Biglari is a walking sound bite. That's not a negative, it's an observation. He is also a walking encyclopedia, quoting from Benjamin Graham's Intelligent Investor and Adam's Smith's Wealth of Nations; and not just the sentiments of each author, but also the exact page numbers where each was found. (I did not verify that he was actually correct with the page numbers, or was just blowing smoke, but am sure that someone who attended the meeting will.)
Many shareholder meetings are certainly not as well attended, or informative as the BH meeting, and there was much to be learned yesterday. For one, the company has not abandoned the notion of adopting a dual share class structure; one that would create a second class of shares with minimal voting rights, and a lower stock price that the current shares.
But there is also a $50 million rights offering on the horizon.

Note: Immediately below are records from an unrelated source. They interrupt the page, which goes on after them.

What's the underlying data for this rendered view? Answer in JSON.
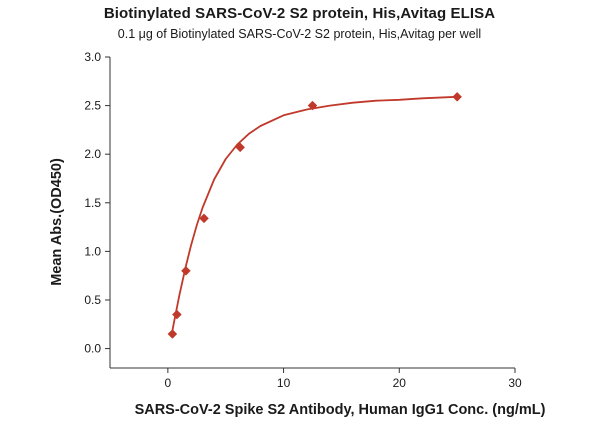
{
  "chart_data": {
    "type": "scatter",
    "title": "Biotinylated SARS-CoV-2 S2 protein, His,Avitag ELISA",
    "subtitle": "0.1 μg of Biotinylated SARS-CoV-2 S2 protein, His,Avitag per well",
    "xlabel": "SARS-CoV-2 Spike S2 Antibody, Human IgG1 Conc. (ng/mL)",
    "ylabel": "Mean Abs.(OD450)",
    "xlim": [
      -5,
      30
    ],
    "ylim": [
      -0.2,
      3.0
    ],
    "xticks": [
      0,
      10,
      20,
      30
    ],
    "yticks": [
      0.0,
      0.5,
      1.0,
      1.5,
      2.0,
      2.5,
      3.0
    ],
    "ytick_labels": [
      "0.0",
      "0.5",
      "1.0",
      "1.5",
      "2.0",
      "2.5",
      "3.0"
    ],
    "grid": false,
    "legend": "none",
    "series": [
      {
        "marker": "diamond",
        "color": "#c0392b",
        "x": [
          0.39,
          0.78,
          1.56,
          3.125,
          6.25,
          12.5,
          25
        ],
        "y": [
          0.15,
          0.35,
          0.8,
          1.34,
          2.07,
          2.5,
          2.59
        ]
      }
    ],
    "fit_curve": {
      "color": "#c0392b",
      "x": [
        0.3,
        0.5,
        0.75,
        1,
        1.5,
        2,
        2.5,
        3,
        4,
        5,
        6,
        7,
        8,
        10,
        12,
        14,
        16,
        18,
        20,
        22,
        25
      ],
      "y": [
        0.12,
        0.25,
        0.4,
        0.55,
        0.82,
        1.06,
        1.27,
        1.45,
        1.74,
        1.95,
        2.1,
        2.21,
        2.29,
        2.4,
        2.46,
        2.5,
        2.53,
        2.55,
        2.56,
        2.575,
        2.59
      ]
    }
  }
}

While there was a registration statement released on this back in February, there were no details as to the terms, and it seemed as though the mention of the rights offering caught many at the meeting by surprise.The company has big plans for its Steak 'n Shake business; including expansion, "beautifying" all current units, and expanding both domestically and internationally. Biglari also floated the notion of a new type of Steak 'n Shake unit, "Roadside," which would have no inside seating, and would require just $450,000 in capital per unit. The company will also be rolling out a new menu promotion in May, featuring four meals under $4.
On the subject of the Affordable Care Act (ACA) that has many restaurants scaling back employees' hours, Biglari called it a "non-event," and that his bigger worries include an increase in the minimum wage and the price of beef. He was about as animated on this issue as I've seen him. Biglari stated that the ACA at most would cost the company $5.6 million, while an increase in the minimum wage to $9 an hour would cost $12 million, and a move to $10 an hour $27 million. On the subject of Cracker Barrel (CRBL) -- of which Biglari Holdings owns 20% and has sought and failed to obtain board seats -- Biglari is not giving up. He likened the experience of owning CBRL to going on vacation, and coming home to find that the maid has changed the locks. "Who owns this damn place anyway?" said Biglari, expressing his frustration, in a somewhat rare show of emotion.